6. If a standalone (i.e., algorithm only without human-in-the-loop performance) was done:
- Yes, the performance testing described appears to be a standalone (algorithm only) performance evaluation. The criteria focus on the intrinsic image quality improvements achieved by the Ezra Flash software itself (SNR, CNR, perceived noise comparison between raw and enhanced images), rather than its performance in conjunction with a human reader for diagnostic tasks.
7. The type of ground truth used:
- The ground truth for the objective metrics (SNR, CNR) is inherently tied to the raw MR-acquired images as the baseline for comparison.
- For the subjective "Image Quality Perceived Noise" criterion, the ground truth appears to be based on mean Likert scale results, which represent expert assessment of noise rather than a definitive pathological or outcomes-based ground truth.
8. The sample size for the training set:
- The sample size for the training set is not provided in the document.
9. How the ground truth for the training set was established:
- How the ground truth for the training set was established is not provided in the document. The document mentions that the algorithm uses a "convolutional neural network-based algorithm" and that "The parameters of the filters were obtained through an image-guided optimization process," which implies a training process, but details on the ground truth used for this training are absent.

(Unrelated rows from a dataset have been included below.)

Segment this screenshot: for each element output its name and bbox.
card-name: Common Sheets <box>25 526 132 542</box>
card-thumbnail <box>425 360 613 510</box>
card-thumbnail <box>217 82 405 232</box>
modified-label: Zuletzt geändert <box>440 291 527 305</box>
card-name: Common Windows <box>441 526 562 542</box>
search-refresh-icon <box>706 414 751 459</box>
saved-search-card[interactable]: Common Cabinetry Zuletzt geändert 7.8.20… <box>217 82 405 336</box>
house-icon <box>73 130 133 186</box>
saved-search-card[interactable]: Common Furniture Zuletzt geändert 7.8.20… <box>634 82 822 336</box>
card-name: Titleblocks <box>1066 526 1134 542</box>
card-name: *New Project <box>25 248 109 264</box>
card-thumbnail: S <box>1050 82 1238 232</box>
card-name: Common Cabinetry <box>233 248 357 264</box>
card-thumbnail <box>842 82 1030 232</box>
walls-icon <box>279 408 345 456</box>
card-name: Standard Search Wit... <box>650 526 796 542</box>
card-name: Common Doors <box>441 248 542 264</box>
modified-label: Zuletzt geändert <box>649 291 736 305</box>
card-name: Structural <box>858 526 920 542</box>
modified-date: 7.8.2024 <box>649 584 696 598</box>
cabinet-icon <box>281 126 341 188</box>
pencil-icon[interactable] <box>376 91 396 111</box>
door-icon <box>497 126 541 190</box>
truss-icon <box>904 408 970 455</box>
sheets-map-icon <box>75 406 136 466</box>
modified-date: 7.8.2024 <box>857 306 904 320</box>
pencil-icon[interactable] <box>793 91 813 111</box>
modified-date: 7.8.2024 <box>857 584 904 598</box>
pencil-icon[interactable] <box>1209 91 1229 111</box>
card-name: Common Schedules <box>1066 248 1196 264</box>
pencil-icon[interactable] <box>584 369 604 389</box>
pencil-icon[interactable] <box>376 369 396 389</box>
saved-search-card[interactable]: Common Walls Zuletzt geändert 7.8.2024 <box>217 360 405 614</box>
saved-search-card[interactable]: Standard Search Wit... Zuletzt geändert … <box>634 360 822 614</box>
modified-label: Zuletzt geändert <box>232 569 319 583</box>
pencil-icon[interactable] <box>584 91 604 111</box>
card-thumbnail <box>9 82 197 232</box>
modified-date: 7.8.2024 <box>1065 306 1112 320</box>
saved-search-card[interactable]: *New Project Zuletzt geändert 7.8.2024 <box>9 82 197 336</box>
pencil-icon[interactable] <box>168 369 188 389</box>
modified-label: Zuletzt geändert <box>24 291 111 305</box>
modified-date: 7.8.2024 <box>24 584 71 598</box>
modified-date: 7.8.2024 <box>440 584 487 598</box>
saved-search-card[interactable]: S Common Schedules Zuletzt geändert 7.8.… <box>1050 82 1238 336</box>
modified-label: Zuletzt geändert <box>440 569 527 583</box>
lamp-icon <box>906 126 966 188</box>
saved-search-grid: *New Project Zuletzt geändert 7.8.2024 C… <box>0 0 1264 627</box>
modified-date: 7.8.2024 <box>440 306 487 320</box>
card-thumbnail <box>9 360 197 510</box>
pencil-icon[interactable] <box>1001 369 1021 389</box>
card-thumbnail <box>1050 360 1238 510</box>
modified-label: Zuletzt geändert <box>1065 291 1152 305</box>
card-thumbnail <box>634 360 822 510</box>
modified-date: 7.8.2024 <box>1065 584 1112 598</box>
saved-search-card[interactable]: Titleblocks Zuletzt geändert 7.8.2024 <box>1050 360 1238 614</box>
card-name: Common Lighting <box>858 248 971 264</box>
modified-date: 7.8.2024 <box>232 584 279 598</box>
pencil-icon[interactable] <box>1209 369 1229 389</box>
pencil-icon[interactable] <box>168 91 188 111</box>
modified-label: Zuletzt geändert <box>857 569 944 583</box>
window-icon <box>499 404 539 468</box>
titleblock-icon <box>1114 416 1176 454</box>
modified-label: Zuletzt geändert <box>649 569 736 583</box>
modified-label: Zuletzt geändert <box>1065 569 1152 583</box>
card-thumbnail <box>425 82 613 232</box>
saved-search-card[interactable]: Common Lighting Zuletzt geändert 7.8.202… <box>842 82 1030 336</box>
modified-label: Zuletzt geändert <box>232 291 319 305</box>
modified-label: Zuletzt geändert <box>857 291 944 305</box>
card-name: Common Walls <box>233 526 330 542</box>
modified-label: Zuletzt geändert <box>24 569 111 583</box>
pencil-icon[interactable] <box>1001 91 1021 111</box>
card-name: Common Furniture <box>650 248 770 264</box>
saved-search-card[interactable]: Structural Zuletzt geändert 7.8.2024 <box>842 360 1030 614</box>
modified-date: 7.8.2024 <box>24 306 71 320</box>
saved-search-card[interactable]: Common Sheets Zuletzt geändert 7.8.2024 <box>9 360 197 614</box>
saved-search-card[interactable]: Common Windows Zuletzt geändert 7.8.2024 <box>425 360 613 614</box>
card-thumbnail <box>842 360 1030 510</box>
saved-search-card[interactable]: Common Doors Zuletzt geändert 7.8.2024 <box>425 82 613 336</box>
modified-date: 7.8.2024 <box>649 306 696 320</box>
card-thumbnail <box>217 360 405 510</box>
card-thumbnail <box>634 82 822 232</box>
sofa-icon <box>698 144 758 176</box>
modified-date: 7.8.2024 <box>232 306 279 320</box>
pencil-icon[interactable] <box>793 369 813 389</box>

§ 892.2050 Medical image management and processing system.
(a)
Identification. A medical image management and processing system is a device that provides one or more capabilities relating to the review and digital processing of medical images for the purposes of interpretation by a trained practitioner of disease detection, diagnosis, or patient management. The software components may provide advanced or complex image processing functions for image manipulation, enhancement, or quantification that are intended for use in the interpretation and analysis of medical images. Advanced image manipulation functions may include image segmentation, multimodality image registration, or 3D visualization. Complex quantitative functions may include semi-automated measurements or time-series measurements.(b)
Classification. Class II (special controls; voluntary standards—Digital Imaging and Communications in Medicine (DICOM) Std., Joint Photographic Experts Group (JPEG) Std., Society of Motion Picture and Television Engineers (SMPTE) Test Pattern).